Budget 2011: what does it mean for you?
Chancellor George Osborne has delivered his second Budget since the election of the coalition government in 2010.
Addressing MPs, Mr Osborne said he did not need to ask the public for more taxes or more spending cuts.
"This is not a tax-raising Budget, nor can we afford a give-away," he told MPs as he opened his comments.
However, plenty of interesting changes and proposals were announced.
So no big tax changes as a result of this Budget?
Far from it. Following advice from the Office of Tax Simplification, the government has decided on a huge change to the UK's tax system. As signalled in advance, the government will now consult on merging the national insurance system with that of the income tax system.
As Mr Osborne said, it will take several years to conduct the necessary consultation and complete whatever changes are eventually agreed.
Despite the chancellor's opening statement, I see corporation tax is being cut?
Mr Osborne wants to tell the whole world, particularly those bits with lots of money to invest, that the UK is "open for business". So the current rate of corporation tax will be cut by 2% from April 2011 instead of the 1% as previously announced. But more than that it will also drop by 1% in each of the next three years to reach 23%.
Banks, however, will see their bank levy rise to compensate for this.
What about personal taxes for the average tax payer?
The lowest paid will benefit, with a further increase in the size of the personal tax allowance.
This will rise again, by £630 to £8,105 in April 2012.
That is on top of the increase this April of £1,000 which takes the personal allowance to the first £7,475 of a taxpayer's income.
Meanwhile tobacco duty will rise by 2% above inflation, as previously announced.
Vehicle excise duty will rise in line with inflation, though it will be frozen for heavy goods vehicles.
But fuel duty will be cut by 1p per litre from tonight.
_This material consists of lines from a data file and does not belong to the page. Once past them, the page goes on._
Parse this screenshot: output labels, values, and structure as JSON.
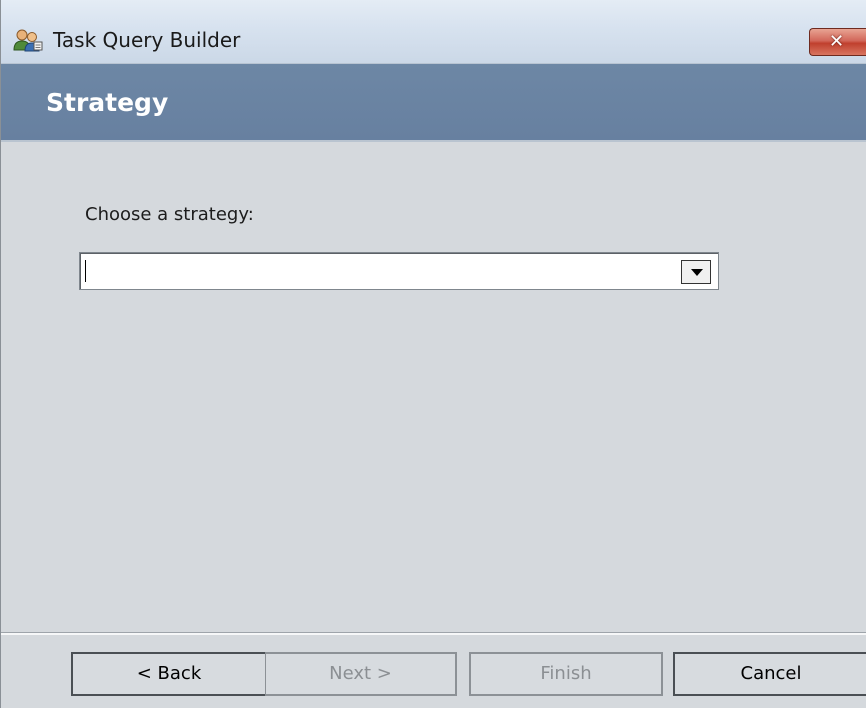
{
  "window": {
    "title": "Task Query Builder",
    "icon": "users-icon",
    "close_label": "✕"
  },
  "header": {
    "title": "Strategy"
  },
  "main": {
    "prompt_label": "Choose a strategy:",
    "strategy_combo": {
      "value": "",
      "options": []
    }
  },
  "footer": {
    "back_label": "< Back",
    "next_label": "Next >",
    "finish_label": "Finish",
    "cancel_label": "Cancel"
  },
  "colors": {
    "header_bg": "#6d87a5",
    "content_bg": "#d5d9dd",
    "close_red": "#c0402e"
  }
}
In addition, the planned inflation-linked increase in fuel duty, scheduled for next week, is delayed until 2012.
And the additional fuel duty "escalator", that automatically adds 1p to fuel duty on top of inflation each year, is now cancelled for the duration of this Parliament.
Some people - the non-doms - are going to pay more?
Yes, the annual charge introduced by Labour on the so-called non-domiciled taxpayers will go up from £30,000 for those here for seven years to £50,000 for those in the UK for 12 years.
This will bring in an extra £200 million to the Treasury.
What about home owners, or those who would like to buy?
The government is going to try to help first-time buyers to obtain a mortgage. Its proposed shared-equity scheme will be aimed at helping 10,000 families buy a home for the first time. The cost of doing this - put at £250m - will be financed by the proceeds of the bank levy.
Meanwhile, one of the existing help schemes for existing homeowners in financial difficulty will be extended.
The Support for Mortgage Interest scheme will last at least an extra year until January 2013, which Mr Osborne said would cut the mortgage arrears of 100,000 homeowners who become unemployed.
It looks as if big changes are afoot for pensions?
Indeed. The government is going to set about planning a new "single-tier" state pension system", offering a weekly pension of £140 per week.
However this will affect new pensioners only, not those who have already retired by the time any such changes come in.
The government is also going to devise a way in which the state pension age rises automatically in line with increase in longevity.
And there will now be a formal consultation on implementing the recent proposals of Lord Hutton for public service pension schemes .
The two main recommendations were that the scheme should be converted from final-salary plans to ones where the pension is based on a member's average earnings over their career.
The normal pension age of the schemes will also rise too, in line with forthcoming increases in the state pension age.
Inheritance tax is being tweaked?
Yes. From April 2012, people who leave 10% or more of their estate to charity will receive a 10% reduction in their inheritance tax bill. The government estimates this will bring in an extra £300 million for charities.
There is some modest cheer for some public sector workers?
Modest is probably the word. This year most of them will continue to endure a pay freeze. But increases of £250 are being offered to members of the armed forces, along with prison and NHS staff, teachers and civil servants - but only if they earn less than £21,000.